Educational benefits
In identifying the benefits for the revised version of Bring Your Own Technology, Levins and I required almost 9,000 words to address the benefits of which we are now aware.
Suffice it to say that the vast majority flowed from the tightly integrated, higher order digital school ecosystem. Few were related to simply having the technology.
The benefits of the creation of a continually evolving digital ecology are not to be ignored. You will have a culture, a mode of 24/7 schooling that the young and staff find energising and attractive, where they are trusted, empowered and supported to take risks in capitalising on the opportunities opened by the digital.
All these benefits are impossible to utilise without all having the digital in your own two hands.
Critically, as will be discussed in the final article in this series, it is the tightly integrated, increasingly focused school ecosystem that simultaneously addresses all the variables that impact each child's learning, where the greatest educational enhancement stands to be made.

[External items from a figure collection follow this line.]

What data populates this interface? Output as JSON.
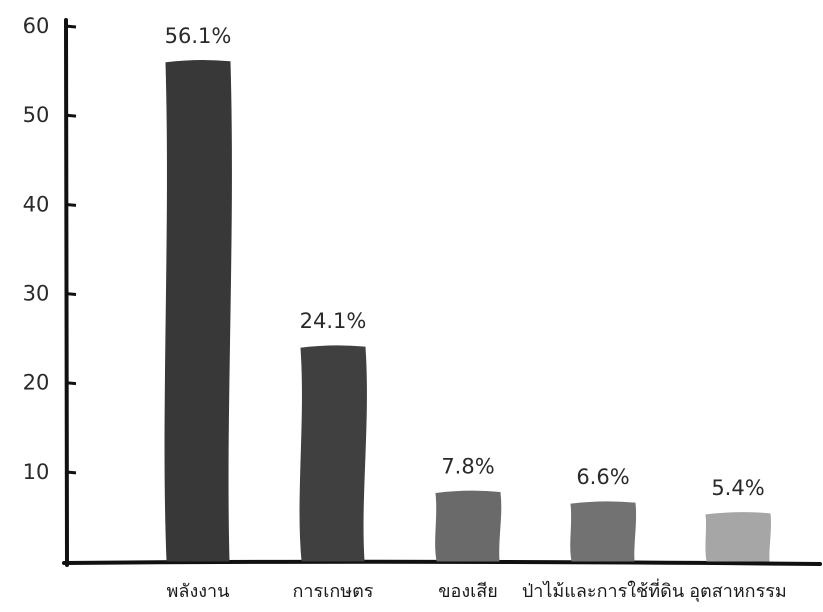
{
  "chart_data": {
    "type": "bar",
    "title": "",
    "xlabel": "",
    "ylabel": "",
    "ylim": [
      0,
      60
    ],
    "yticks": [
      10,
      20,
      30,
      40,
      50,
      60
    ],
    "grid": false,
    "categories": [
      "พลังงาน",
      "การเกษตร",
      "ของเสีย",
      "ป่าไม้และการใช้ที่ดิน",
      "อุตสาหกรรม"
    ],
    "values": [
      56.1,
      24.1,
      7.8,
      6.6,
      5.4
    ],
    "data_labels": [
      "56.1%",
      "24.1%",
      "7.8%",
      "6.6%",
      "5.4%"
    ],
    "bar_colors": [
      "#383838",
      "#404040",
      "#6a6a6a",
      "#727272",
      "#a6a6a6"
    ]
  }
}
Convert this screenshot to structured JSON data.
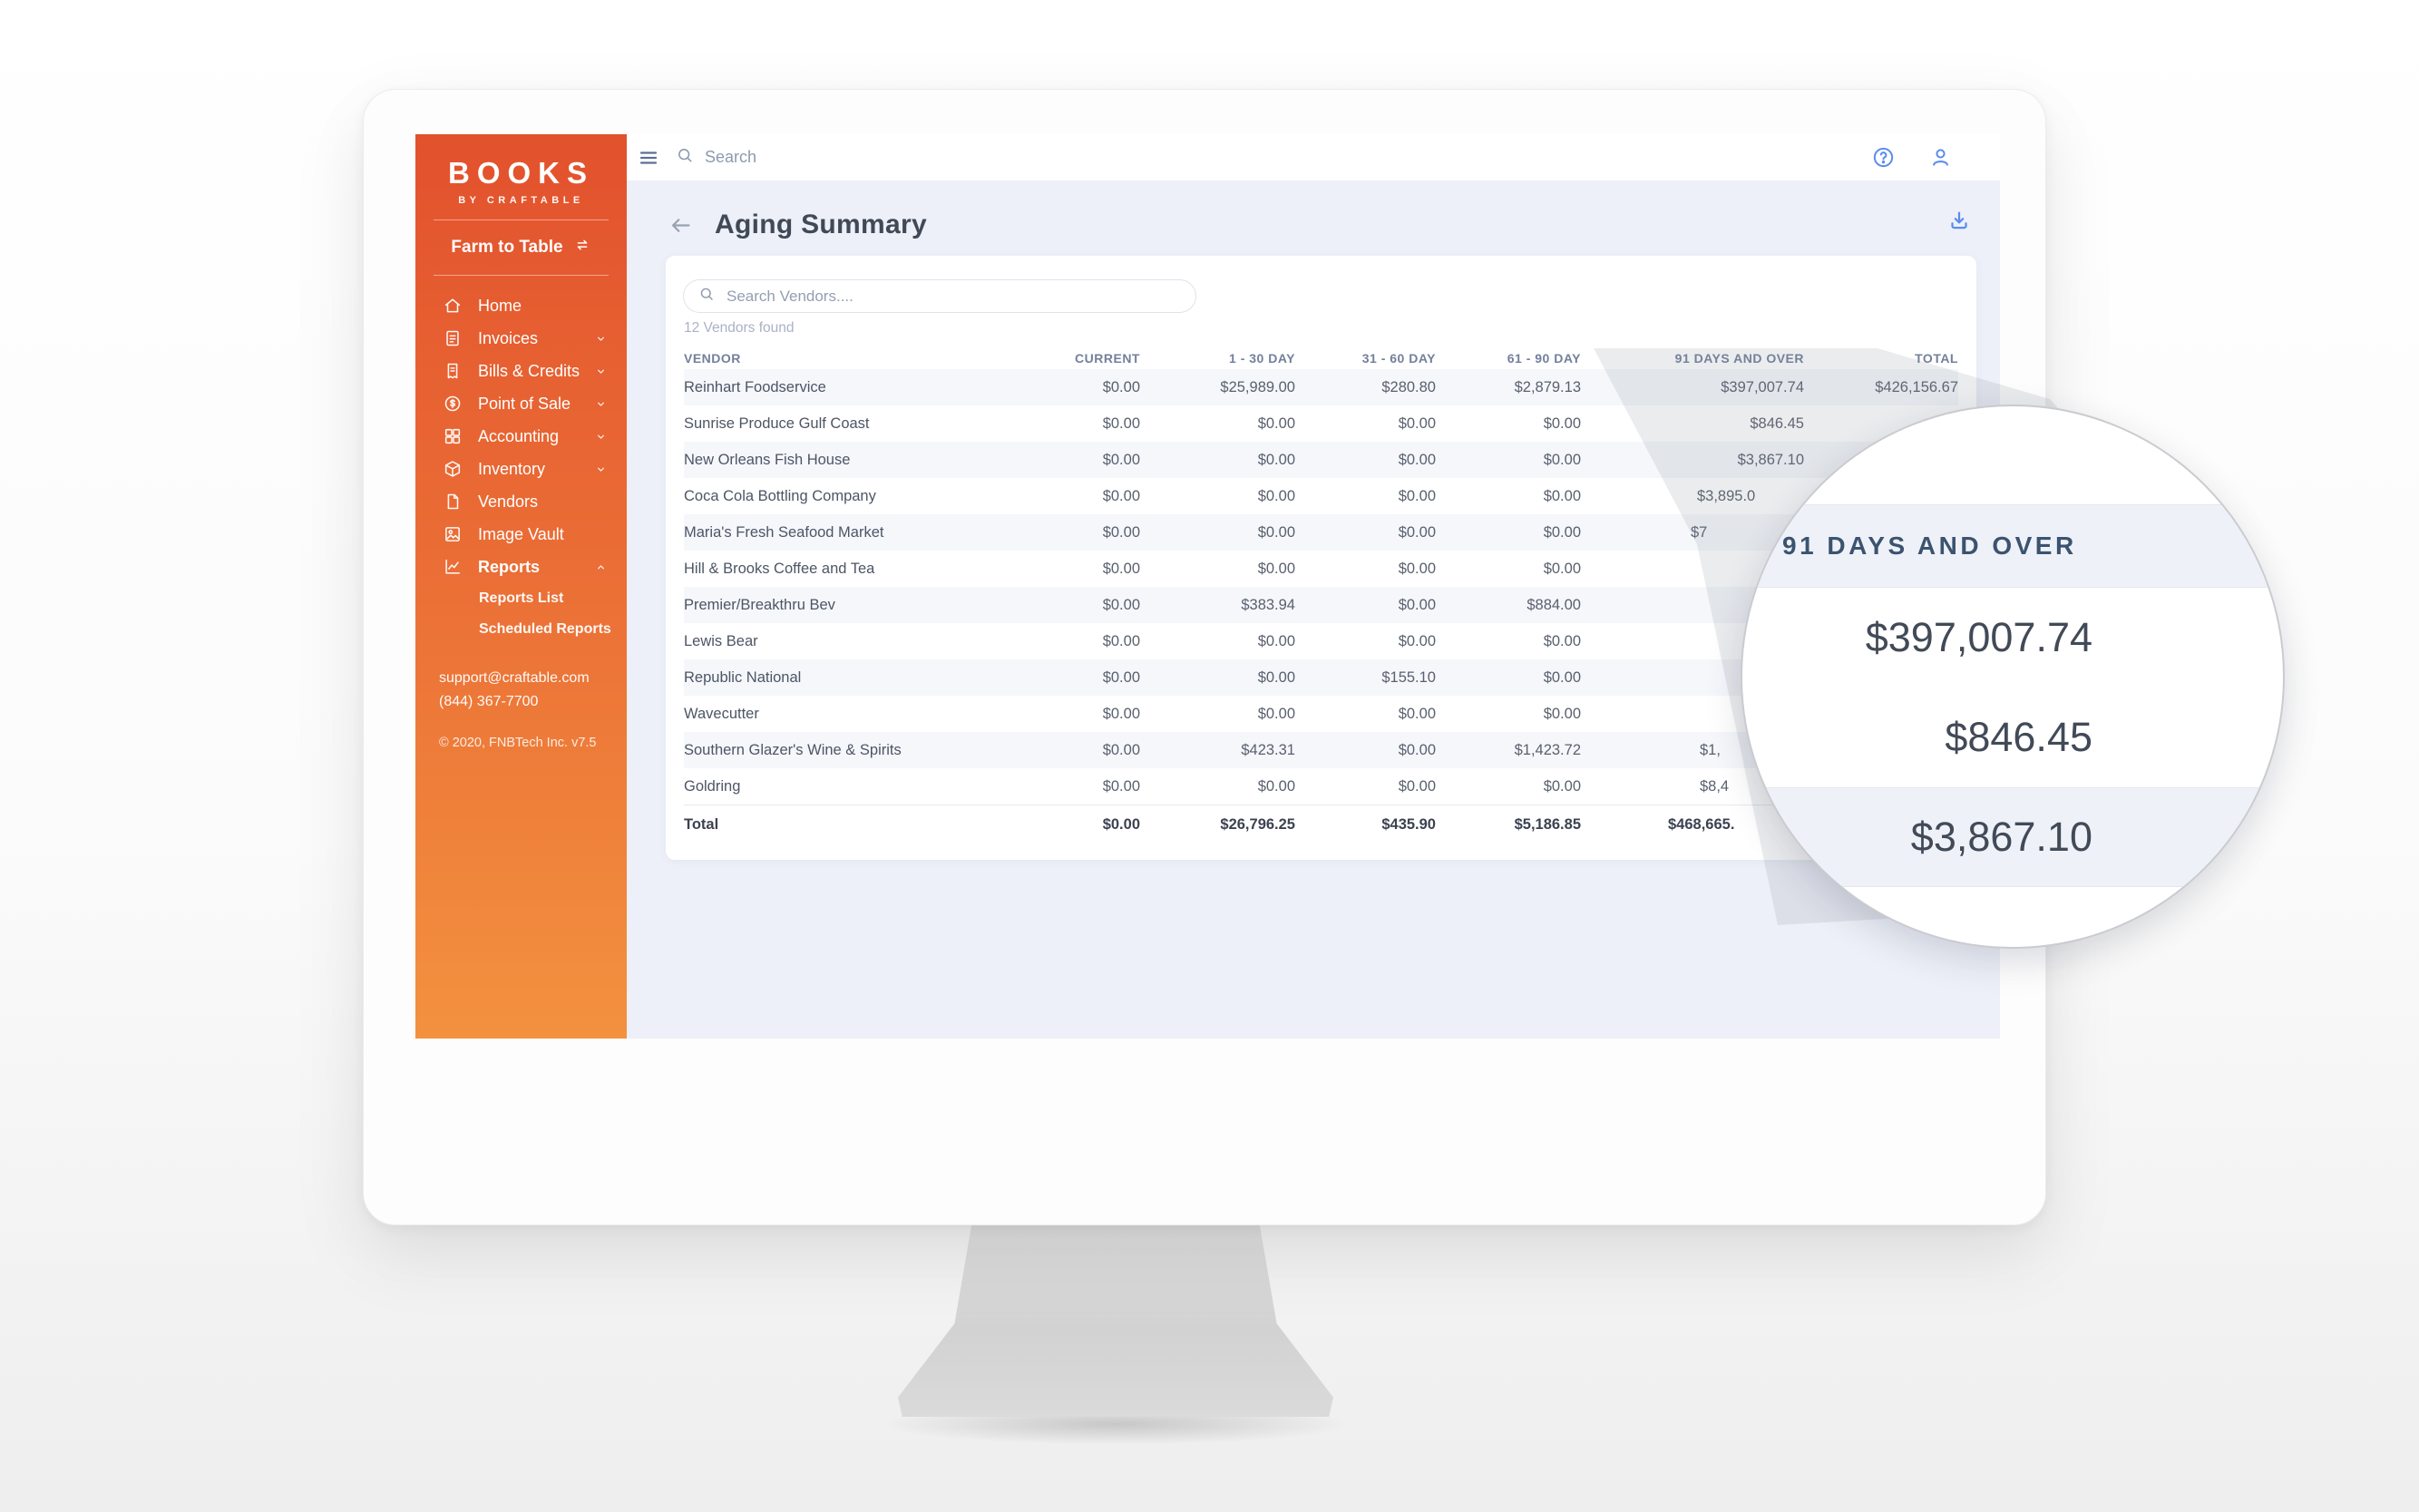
{
  "colors": {
    "sidebar_gradient_top": "#e2512d",
    "sidebar_gradient_bottom": "#f3913f",
    "accent_blue": "#5b8def",
    "content_background": "#edf0f8",
    "row_stripe": "#f5f7fb",
    "table_header_text": "#73809b",
    "magnifier_header_text": "#3b536f"
  },
  "branding": {
    "logo": "BOOKS",
    "logo_sub": "BY CRAFTABLE",
    "org": "Farm to Table"
  },
  "sidebar": {
    "items": [
      {
        "icon": "home-icon",
        "label": "Home",
        "chevron": null,
        "active": false
      },
      {
        "icon": "invoices-icon",
        "label": "Invoices",
        "chevron": "down",
        "active": false
      },
      {
        "icon": "bills-icon",
        "label": "Bills & Credits",
        "chevron": "down",
        "active": false
      },
      {
        "icon": "pos-icon",
        "label": "Point of Sale",
        "chevron": "down",
        "active": false
      },
      {
        "icon": "accounting-icon",
        "label": "Accounting",
        "chevron": "down",
        "active": false
      },
      {
        "icon": "inventory-icon",
        "label": "Inventory",
        "chevron": "down",
        "active": false
      },
      {
        "icon": "vendors-icon",
        "label": "Vendors",
        "chevron": null,
        "active": false
      },
      {
        "icon": "image-vault-icon",
        "label": "Image Vault",
        "chevron": null,
        "active": false
      },
      {
        "icon": "reports-icon",
        "label": "Reports",
        "chevron": "up",
        "active": true
      }
    ],
    "submenu": [
      "Reports List",
      "Scheduled Reports"
    ],
    "support_email": "support@craftable.com",
    "support_phone": "(844) 367-7700",
    "copyright": "© 2020, FNBTech Inc. v7.5"
  },
  "topbar": {
    "search_placeholder": "Search",
    "icons": [
      "menu-icon",
      "search-icon",
      "help-icon",
      "user-icon"
    ]
  },
  "page": {
    "title": "Aging Summary",
    "vendor_search_placeholder": "Search Vendors....",
    "results_count": "12 Vendors found"
  },
  "table": {
    "headers": [
      "VENDOR",
      "CURRENT",
      "1 - 30 DAY",
      "31 - 60 DAY",
      "61 - 90 DAY",
      "91 DAYS AND OVER",
      "TOTAL"
    ],
    "rows": [
      {
        "vendor": "Reinhart Foodservice",
        "current": "$0.00",
        "d1_30": "$25,989.00",
        "d31_60": "$280.80",
        "d61_90": "$2,879.13",
        "d91": "$397,007.74",
        "total": "$426,156.67"
      },
      {
        "vendor": "Sunrise Produce Gulf Coast",
        "current": "$0.00",
        "d1_30": "$0.00",
        "d31_60": "$0.00",
        "d61_90": "$0.00",
        "d91": "$846.45",
        "total": ""
      },
      {
        "vendor": "New Orleans Fish House",
        "current": "$0.00",
        "d1_30": "$0.00",
        "d31_60": "$0.00",
        "d61_90": "$0.00",
        "d91": "$3,867.10",
        "total": ""
      },
      {
        "vendor": "Coca Cola Bottling Company",
        "current": "$0.00",
        "d1_30": "$0.00",
        "d31_60": "$0.00",
        "d61_90": "$0.00",
        "d91": "$3,895.0",
        "total": ""
      },
      {
        "vendor": "Maria's Fresh Seafood Market",
        "current": "$0.00",
        "d1_30": "$0.00",
        "d31_60": "$0.00",
        "d61_90": "$0.00",
        "d91": "$7",
        "total": ""
      },
      {
        "vendor": "Hill & Brooks Coffee and Tea",
        "current": "$0.00",
        "d1_30": "$0.00",
        "d31_60": "$0.00",
        "d61_90": "$0.00",
        "d91": "",
        "total": ""
      },
      {
        "vendor": "Premier/Breakthru Bev",
        "current": "$0.00",
        "d1_30": "$383.94",
        "d31_60": "$0.00",
        "d61_90": "$884.00",
        "d91": "",
        "total": ""
      },
      {
        "vendor": "Lewis Bear",
        "current": "$0.00",
        "d1_30": "$0.00",
        "d31_60": "$0.00",
        "d61_90": "$0.00",
        "d91": "",
        "total": ""
      },
      {
        "vendor": "Republic National",
        "current": "$0.00",
        "d1_30": "$0.00",
        "d31_60": "$155.10",
        "d61_90": "$0.00",
        "d91": "",
        "total": ""
      },
      {
        "vendor": "Wavecutter",
        "current": "$0.00",
        "d1_30": "$0.00",
        "d31_60": "$0.00",
        "d61_90": "$0.00",
        "d91": "",
        "total": ""
      },
      {
        "vendor": "Southern Glazer's Wine & Spirits",
        "current": "$0.00",
        "d1_30": "$423.31",
        "d31_60": "$0.00",
        "d61_90": "$1,423.72",
        "d91": "$1,",
        "total": ""
      },
      {
        "vendor": "Goldring",
        "current": "$0.00",
        "d1_30": "$0.00",
        "d31_60": "$0.00",
        "d61_90": "$0.00",
        "d91": "$8,4",
        "total": ""
      }
    ],
    "total_row": {
      "vendor": "Total",
      "current": "$0.00",
      "d1_30": "$26,796.25",
      "d31_60": "$435.90",
      "d61_90": "$5,186.85",
      "d91": "$468,665.",
      "total": ""
    }
  },
  "magnifier": {
    "header": "91 DAYS AND OVER",
    "values": [
      "$397,007.74",
      "$846.45",
      "$3,867.10"
    ]
  }
}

BYOT is the development that provides schools with the facility to create and continually enhance that ecosystem.
References
Bhaduri, A., Fischer, B. (2015). Are You an Analogue or Digital Leader? Forbes. Retrieved 19 February 2015 from http://www.forbes.com/sites/billfischer/2015/03/19/are-you-an-analog-or-digital-leader
Crown in the Right of the Province of Alberta (2012). Bring Your Own Device: A Guide for Schools. Alberta: Alberta Education. Retrieved from http://education.alberta.ca/media/6749210/byod%20guide%20revised%202012-09-05.pdf
Lee, M., Broadie, R. (2015). A Taxonomy of School Evolutionary Stages. Broulee Australia. Retrieved from http://www.schoolevolutionarystages.net
Lee, M., Levins, M. (2012). Bring Your Own Technology: The BYOT guide for schools and families. Melbourne, Camberwell: ACER Press.